L’équivalence pour les pharmaciens français est propre au Québec. Tout ce que
je raconte est propre au Québec. Il n’y a pas d’équivalence automatique si on a
un permis au Québec et pour le reste du Canada car notre diplôme est à la base
le diplôme français (et pas un diplôme québécois qui lui est reconnu par le
Canada en général). De même, tout ce que
je décris est valable pour la province du Québec, je ne connais absolument pas
le reste du Canada (c’est un peu comme si vous me demandiez comment ça
marche en Belgique ou en Suisse sous prétexte que ces pays sont aussi en
Europe J).
Pour plus de détails, je vous renvoie à Wikipédia :
La monnaie est le dollar
canadien ; le taux de change n’est pas très bon en ce moment (1€ ~ 1,5
dollars), mais la qualité de vie est excellente.
1.
Formation
initiale
Tout d’abord, pour bien
comprendre pourquoi le Québec demande une équivalence poussée pour exercer au
Québec, il faut comprendre que ce qui est demandé au pharmacien est à la fois
semblable et très différent.
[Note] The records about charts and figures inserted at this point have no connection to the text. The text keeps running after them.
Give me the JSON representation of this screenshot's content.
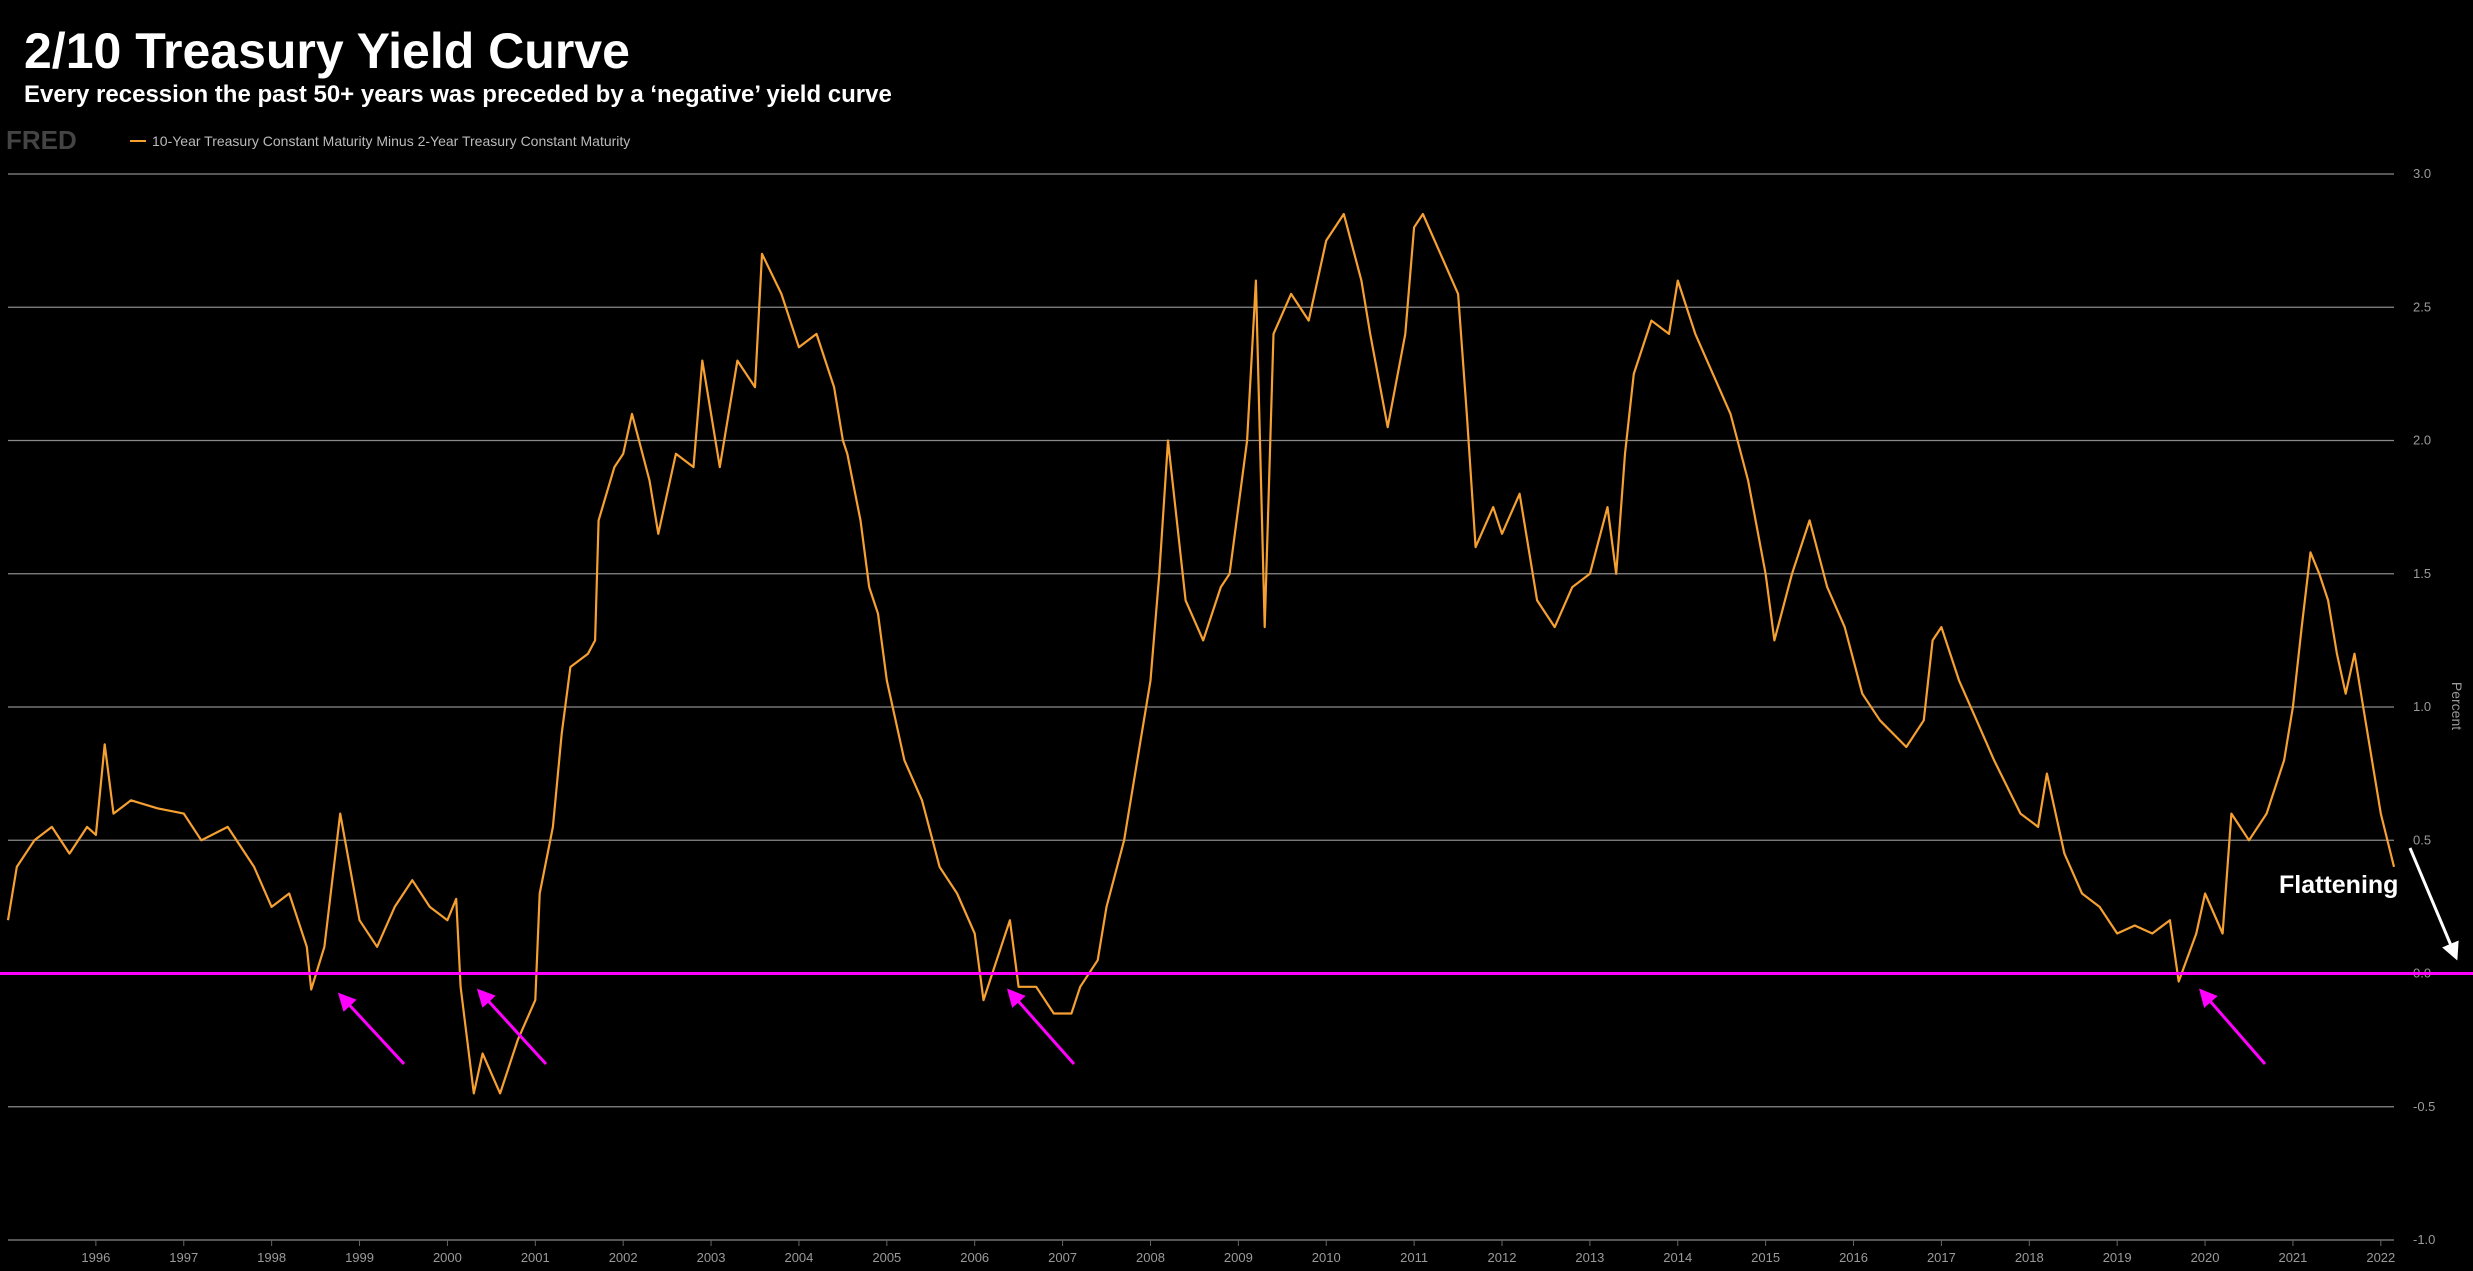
{
  "chart_data": {
    "type": "line",
    "title": "2/10 Treasury Yield Curve",
    "subtitle": "Every recession the past 50+ years was preceded by a ‘negative’ yield curve",
    "source_logo": "FRED",
    "y_label": "Percent",
    "annotation": "Flattening",
    "xlim": [
      1995.0,
      2022.15
    ],
    "xticks": [
      1996,
      1997,
      1998,
      1999,
      2000,
      2001,
      2002,
      2003,
      2004,
      2005,
      2006,
      2007,
      2008,
      2009,
      2010,
      2011,
      2012,
      2013,
      2014,
      2015,
      2016,
      2017,
      2018,
      2019,
      2020,
      2021,
      2022
    ],
    "ylim": [
      -1.0,
      3.0
    ],
    "yticks": [
      {
        "value": 3,
        "label": "3.0"
      },
      2.5,
      {
        "value": 2,
        "label": "2.0"
      },
      1.5,
      {
        "value": 1,
        "label": "1.0"
      },
      0.5,
      {
        "value": 0,
        "label": "0.0"
      },
      -0.5,
      {
        "value": -1,
        "label": "-1.0"
      }
    ],
    "grid": true,
    "reference_line": {
      "value": 0,
      "color": "#ff00ff"
    },
    "x": [
      1995.0,
      1995.1,
      1995.3,
      1995.5,
      1995.7,
      1995.9,
      1996.0,
      1996.1,
      1996.2,
      1996.4,
      1996.7,
      1997.0,
      1997.2,
      1997.5,
      1997.8,
      1998.0,
      1998.2,
      1998.4,
      1998.45,
      1998.6,
      1998.78,
      1999.0,
      1999.2,
      1999.4,
      1999.6,
      1999.8,
      2000.0,
      2000.1,
      2000.15,
      2000.3,
      2000.4,
      2000.6,
      2000.8,
      2001.0,
      2001.05,
      2001.2,
      2001.3,
      2001.4,
      2001.6,
      2001.68,
      2001.72,
      2001.9,
      2002.0,
      2002.1,
      2002.3,
      2002.4,
      2002.6,
      2002.8,
      2002.9,
      2003.1,
      2003.3,
      2003.5,
      2003.58,
      2003.8,
      2004.0,
      2004.2,
      2004.4,
      2004.5,
      2004.55,
      2004.7,
      2004.8,
      2004.9,
      2005.0,
      2005.2,
      2005.4,
      2005.6,
      2005.8,
      2006.0,
      2006.1,
      2006.3,
      2006.4,
      2006.5,
      2006.7,
      2006.9,
      2007.1,
      2007.2,
      2007.4,
      2007.5,
      2007.7,
      2007.9,
      2008.0,
      2008.1,
      2008.2,
      2008.4,
      2008.6,
      2008.8,
      2008.9,
      2009.1,
      2009.2,
      2009.3,
      2009.4,
      2009.6,
      2009.8,
      2010.0,
      2010.2,
      2010.4,
      2010.5,
      2010.7,
      2010.9,
      2011.0,
      2011.1,
      2011.3,
      2011.5,
      2011.6,
      2011.7,
      2011.9,
      2012.0,
      2012.2,
      2012.4,
      2012.6,
      2012.8,
      2013.0,
      2013.2,
      2013.3,
      2013.4,
      2013.5,
      2013.7,
      2013.9,
      2014.0,
      2014.2,
      2014.4,
      2014.6,
      2014.8,
      2015.0,
      2015.1,
      2015.3,
      2015.5,
      2015.7,
      2015.9,
      2016.1,
      2016.3,
      2016.6,
      2016.8,
      2016.9,
      2017.0,
      2017.2,
      2017.4,
      2017.6,
      2017.9,
      2018.1,
      2018.2,
      2018.4,
      2018.6,
      2018.8,
      2019.0,
      2019.2,
      2019.4,
      2019.6,
      2019.7,
      2019.9,
      2020.0,
      2020.2,
      2020.3,
      2020.5,
      2020.7,
      2020.9,
      2021.0,
      2021.1,
      2021.2,
      2021.3,
      2021.4,
      2021.5,
      2021.6,
      2021.7,
      2021.8,
      2021.9,
      2022.0,
      2022.15
    ],
    "series": [
      {
        "name": "10-Year Treasury Constant Maturity Minus 2-Year Treasury Constant Maturity",
        "color": "#f5a031",
        "values": [
          0.2,
          0.4,
          0.5,
          0.55,
          0.45,
          0.55,
          0.52,
          0.86,
          0.6,
          0.65,
          0.62,
          0.6,
          0.5,
          0.55,
          0.4,
          0.25,
          0.3,
          0.1,
          -0.06,
          0.1,
          0.6,
          0.2,
          0.1,
          0.25,
          0.35,
          0.25,
          0.2,
          0.28,
          -0.05,
          -0.45,
          -0.3,
          -0.45,
          -0.25,
          -0.1,
          0.3,
          0.55,
          0.9,
          1.15,
          1.2,
          1.25,
          1.7,
          1.9,
          1.95,
          2.1,
          1.85,
          1.65,
          1.95,
          1.9,
          2.3,
          1.9,
          2.3,
          2.2,
          2.7,
          2.55,
          2.35,
          2.4,
          2.2,
          2.0,
          1.95,
          1.7,
          1.45,
          1.35,
          1.1,
          0.8,
          0.65,
          0.4,
          0.3,
          0.15,
          -0.1,
          0.1,
          0.2,
          -0.05,
          -0.05,
          -0.15,
          -0.15,
          -0.05,
          0.05,
          0.25,
          0.5,
          0.9,
          1.1,
          1.5,
          2.0,
          1.4,
          1.25,
          1.45,
          1.5,
          2.0,
          2.6,
          1.3,
          2.4,
          2.55,
          2.45,
          2.75,
          2.85,
          2.6,
          2.4,
          2.05,
          2.4,
          2.8,
          2.85,
          2.7,
          2.55,
          2.1,
          1.6,
          1.75,
          1.65,
          1.8,
          1.4,
          1.3,
          1.45,
          1.5,
          1.75,
          1.5,
          1.95,
          2.25,
          2.45,
          2.4,
          2.6,
          2.4,
          2.25,
          2.1,
          1.85,
          1.5,
          1.25,
          1.5,
          1.7,
          1.45,
          1.3,
          1.05,
          0.95,
          0.85,
          0.95,
          1.25,
          1.3,
          1.1,
          0.95,
          0.8,
          0.6,
          0.55,
          0.75,
          0.45,
          0.3,
          0.25,
          0.15,
          0.18,
          0.15,
          0.2,
          -0.03,
          0.15,
          0.3,
          0.15,
          0.6,
          0.5,
          0.6,
          0.8,
          1.0,
          1.3,
          1.58,
          1.5,
          1.4,
          1.2,
          1.05,
          1.2,
          1.0,
          0.8,
          0.6,
          0.4
        ]
      }
    ]
  }
}
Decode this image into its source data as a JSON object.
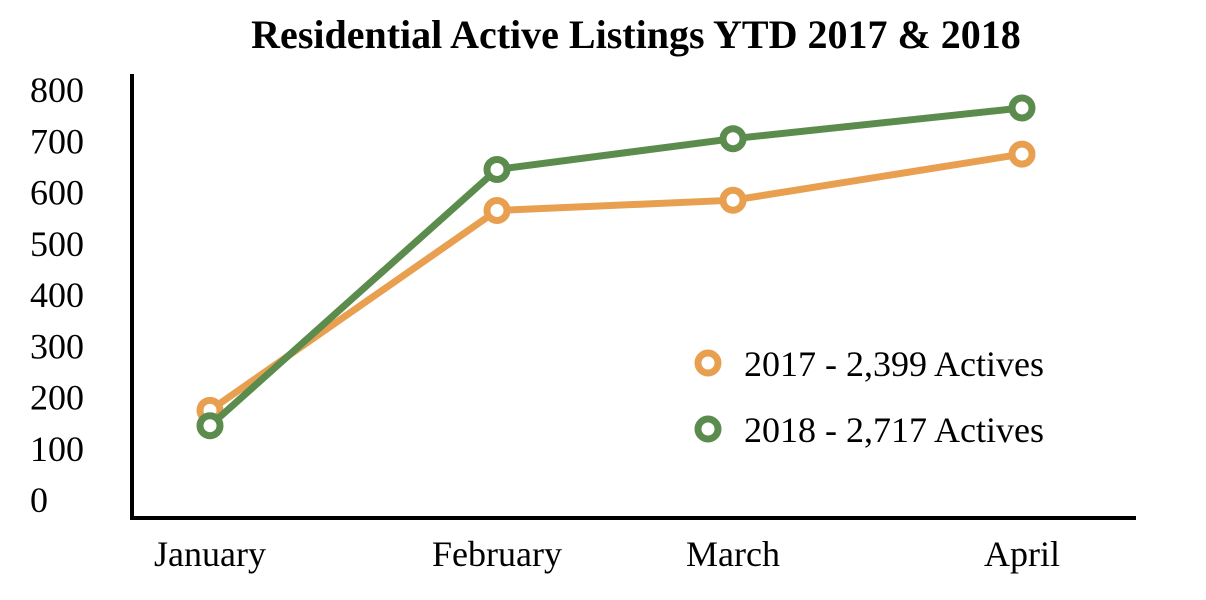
{
  "chart_data": {
    "type": "line",
    "title": "Residential Active Listings YTD 2017 & 2018",
    "xlabel": "",
    "ylabel": "",
    "categories": [
      "January",
      "February",
      "March",
      "April"
    ],
    "y_ticks": [
      "0",
      "100",
      "200",
      "300",
      "400",
      "500",
      "600",
      "700",
      "800"
    ],
    "ylim": [
      0,
      800
    ],
    "grid": false,
    "legend_position": "bottom-right",
    "series": [
      {
        "name": "2017 - 2,399 Actives",
        "values": [
          175,
          565,
          585,
          675
        ],
        "color": "#E8A050",
        "marker": "hollow-circle"
      },
      {
        "name": "2018 - 2,717 Actives",
        "values": [
          145,
          645,
          705,
          765
        ],
        "color": "#5B8C4E",
        "marker": "hollow-circle"
      }
    ]
  }
}
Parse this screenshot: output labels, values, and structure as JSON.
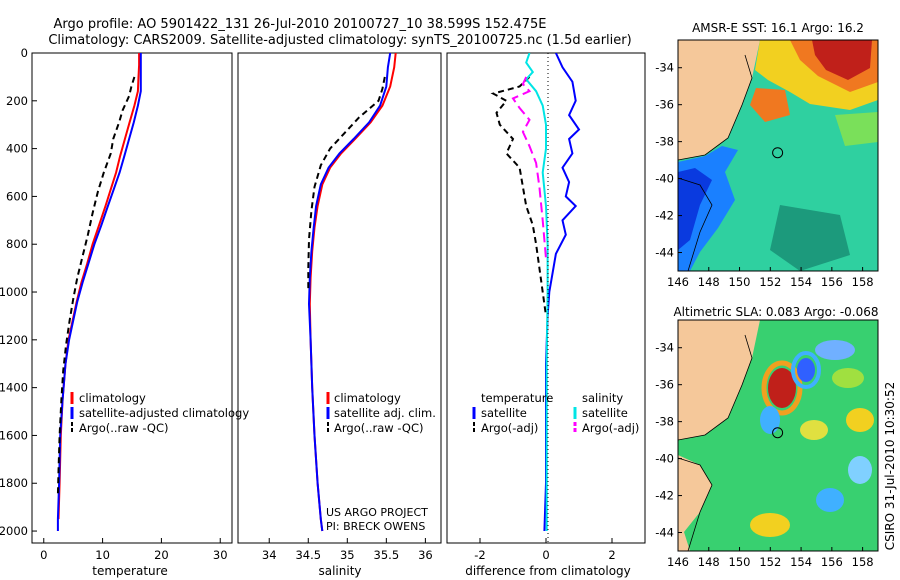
{
  "title": {
    "line1": "Argo profile: AO 5901422_131 26-Jul-2010 20100727_10 38.599S 152.475E",
    "line2": "Climatology: CARS2009. Satellite-adjusted climatology: synTS_20100725.nc (1.5d earlier)"
  },
  "side_label": "CSIRO 31-Jul-2010 10:30:52",
  "project_note": [
    "US ARGO PROJECT",
    "PI: BRECK OWENS"
  ],
  "colors": {
    "climatology": "#ff0000",
    "satellite": "#0000ff",
    "argo": "#000000",
    "sat_sal": "#00e5e5",
    "argo_sal": "#ff00ff",
    "land": "#f5c89a"
  },
  "chart_data": [
    {
      "id": "temperature",
      "type": "line",
      "xlabel": "temperature",
      "xlim": [
        -2,
        32
      ],
      "xticks": [
        0,
        10,
        20,
        30
      ],
      "ylim": [
        0,
        2050
      ],
      "yticks": [
        0,
        200,
        400,
        600,
        800,
        1000,
        1200,
        1400,
        1600,
        1800,
        2000
      ],
      "legend": [
        "climatology",
        "satellite-adjusted climatology",
        "Argo(..raw -QC)"
      ],
      "series": [
        {
          "name": "climatology",
          "color": "#ff0000",
          "dash": "",
          "x": [
            16.2,
            16.2,
            16.1,
            16.0,
            15.4,
            14.6,
            13.8,
            13.0,
            12.3,
            11.4,
            10.5,
            9.4,
            8.3,
            7.4,
            6.4,
            5.6,
            4.9,
            4.2,
            3.7,
            3.2,
            2.9,
            2.7,
            2.5
          ],
          "y": [
            0,
            50,
            100,
            160,
            220,
            290,
            360,
            430,
            500,
            570,
            640,
            720,
            800,
            880,
            960,
            1040,
            1120,
            1200,
            1300,
            1450,
            1600,
            1800,
            1950
          ]
        },
        {
          "name": "satellite-adjusted climatology",
          "color": "#0000ff",
          "dash": "",
          "x": [
            16.5,
            16.5,
            16.5,
            16.5,
            16.0,
            15.3,
            14.5,
            13.7,
            12.9,
            11.9,
            10.9,
            9.8,
            8.6,
            7.6,
            6.6,
            5.7,
            5.0,
            4.3,
            3.7,
            3.2,
            2.8,
            2.6,
            2.4,
            2.4
          ],
          "y": [
            0,
            50,
            100,
            160,
            220,
            290,
            360,
            430,
            500,
            570,
            640,
            720,
            800,
            880,
            960,
            1040,
            1120,
            1200,
            1300,
            1450,
            1600,
            1800,
            1950,
            2000
          ]
        },
        {
          "name": "Argo(..raw -QC)",
          "color": "#000000",
          "dash": "6,4",
          "x": [
            15.4,
            14.9,
            14.5,
            13.4,
            12.8,
            11.8,
            11.4,
            10.2,
            9.2,
            8.3,
            7.5,
            6.6,
            5.7,
            5.0,
            4.4,
            3.8,
            3.3,
            3.0,
            2.7,
            2.5,
            2.4
          ],
          "y": [
            100,
            140,
            180,
            240,
            290,
            360,
            420,
            500,
            580,
            670,
            760,
            850,
            940,
            1030,
            1120,
            1220,
            1330,
            1450,
            1600,
            1750,
            1850
          ]
        }
      ]
    },
    {
      "id": "salinity",
      "type": "line",
      "xlabel": "salinity",
      "xlim": [
        33.6,
        36.2
      ],
      "xticks": [
        34,
        34.5,
        35,
        35.5,
        36
      ],
      "ylim": [
        0,
        2050
      ],
      "legend": [
        "climatology",
        "satellite adj. clim.",
        "Argo(..raw -QC)"
      ],
      "series": [
        {
          "name": "climatology",
          "color": "#ff0000",
          "dash": "",
          "x": [
            35.62,
            35.6,
            35.55,
            35.45,
            35.3,
            35.1,
            34.92,
            34.78,
            34.68,
            34.62,
            34.58,
            34.55,
            34.53,
            34.52,
            34.53,
            34.55,
            34.58,
            34.62,
            34.66,
            34.68
          ],
          "y": [
            0,
            60,
            140,
            220,
            290,
            360,
            420,
            480,
            550,
            640,
            730,
            830,
            940,
            1050,
            1200,
            1400,
            1600,
            1800,
            1950,
            2000
          ]
        },
        {
          "name": "satellite adj. clim.",
          "color": "#0000ff",
          "dash": "",
          "x": [
            35.55,
            35.52,
            35.5,
            35.42,
            35.28,
            35.08,
            34.9,
            34.76,
            34.66,
            34.6,
            34.57,
            34.54,
            34.52,
            34.51,
            34.53,
            34.55,
            34.58,
            34.62,
            34.66,
            34.68
          ],
          "y": [
            0,
            60,
            140,
            220,
            290,
            360,
            420,
            480,
            550,
            640,
            730,
            830,
            940,
            1050,
            1200,
            1400,
            1600,
            1800,
            1950,
            2000
          ]
        },
        {
          "name": "Argo(..raw -QC)",
          "color": "#000000",
          "dash": "6,4",
          "x": [
            35.48,
            35.45,
            35.4,
            35.15,
            34.95,
            34.78,
            34.66,
            34.58,
            34.54,
            34.51,
            34.5,
            34.5
          ],
          "y": [
            100,
            150,
            200,
            270,
            340,
            400,
            470,
            560,
            660,
            780,
            900,
            1000
          ]
        }
      ]
    },
    {
      "id": "difference",
      "type": "line",
      "xlabel": "difference from climatology",
      "xlim": [
        -3,
        3
      ],
      "xticks": [
        -2,
        0,
        2
      ],
      "ylim": [
        0,
        2050
      ],
      "legend_left_title": "temperature",
      "legend_right_title": "salinity",
      "legend": [
        "satellite",
        "Argo(-adj)",
        "satellite",
        "Argo(-adj)"
      ],
      "series": [
        {
          "name": "satellite (temperature)",
          "color": "#0000ff",
          "dash": "",
          "x": [
            0.3,
            0.5,
            0.8,
            0.9,
            0.7,
            1.0,
            0.7,
            0.8,
            0.5,
            0.7,
            0.6,
            0.9,
            0.5,
            0.6,
            0.3,
            0.2,
            0.1,
            0.05,
            0.0,
            0.0,
            0.0,
            -0.05
          ],
          "y": [
            0,
            60,
            120,
            200,
            260,
            320,
            360,
            420,
            480,
            540,
            600,
            640,
            700,
            760,
            840,
            920,
            1000,
            1100,
            1300,
            1500,
            1800,
            2000
          ]
        },
        {
          "name": "Argo(-adj) (temperature)",
          "color": "#000000",
          "dash": "6,4",
          "x": [
            -0.5,
            -0.8,
            -1.6,
            -1.2,
            -1.5,
            -1.4,
            -1.0,
            -1.2,
            -0.8,
            -0.7,
            -0.6,
            -0.4,
            -0.3,
            -0.2,
            -0.1,
            0.0
          ],
          "y": [
            100,
            140,
            170,
            200,
            250,
            300,
            360,
            420,
            480,
            560,
            640,
            720,
            800,
            900,
            1000,
            1100
          ]
        },
        {
          "name": "satellite (salinity)",
          "color": "#00e5e5",
          "dash": "",
          "x": [
            -0.5,
            -0.6,
            -0.4,
            -0.6,
            -0.3,
            -0.1,
            0.0,
            0.0,
            -0.1,
            0.0,
            0.05,
            0.05,
            0.02,
            0.02,
            0.02
          ],
          "y": [
            0,
            40,
            80,
            110,
            160,
            220,
            300,
            400,
            500,
            640,
            800,
            1000,
            1300,
            1700,
            2000
          ]
        },
        {
          "name": "Argo(-adj) (salinity)",
          "color": "#ff00ff",
          "dash": "10,5",
          "x": [
            -0.6,
            -0.7,
            -0.5,
            -1.0,
            -0.8,
            -0.5,
            -0.7,
            -0.5,
            -0.3,
            -0.2,
            -0.1,
            0.0
          ],
          "y": [
            100,
            130,
            160,
            190,
            230,
            280,
            330,
            390,
            460,
            560,
            700,
            860
          ]
        }
      ]
    },
    {
      "id": "sst_map",
      "type": "heatmap",
      "title": "AMSR-E SST: 16.1 Argo: 16.2",
      "xticks": [
        146,
        148,
        150,
        152,
        154,
        156,
        158
      ],
      "yticks": [
        -34,
        -36,
        -38,
        -40,
        -42,
        -44
      ],
      "xlim": [
        146,
        159
      ],
      "ylim": [
        -45,
        -32.5
      ],
      "marker": {
        "lon": 152.475,
        "lat": -38.599
      }
    },
    {
      "id": "sla_map",
      "type": "heatmap",
      "title": "Altimetric SLA: 0.083 Argo: -0.068",
      "xticks": [
        146,
        148,
        150,
        152,
        154,
        156,
        158
      ],
      "yticks": [
        -34,
        -36,
        -38,
        -40,
        -42,
        -44
      ],
      "xlim": [
        146,
        159
      ],
      "ylim": [
        -45,
        -32.5
      ],
      "marker": {
        "lon": 152.475,
        "lat": -38.599
      }
    }
  ]
}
On peut commencer à s’en rendre compte rien que
par le déroulement des études.
Je viens de l’université de Châtenay-Malabry
en région parisienne (Paris-Sud). J’ai beaucoup aimé les études, notamment
grâce à sa richesse de contenu. On étudie les sciences biologiques, la
physiologie humaine, la botanique, la biologie cellulaire et moléculaire, les
techniques d’analyses physico-chimiques, la sémiologie, la pharmacologie, la
chimie… Au fils des années, les matières devenaient plus pharmaceutiques
(pathologies cardiaques, rénales, digestives…). Mais avec le recul, je réalise
que des matières importantes pour le pharmacien sont mises en option.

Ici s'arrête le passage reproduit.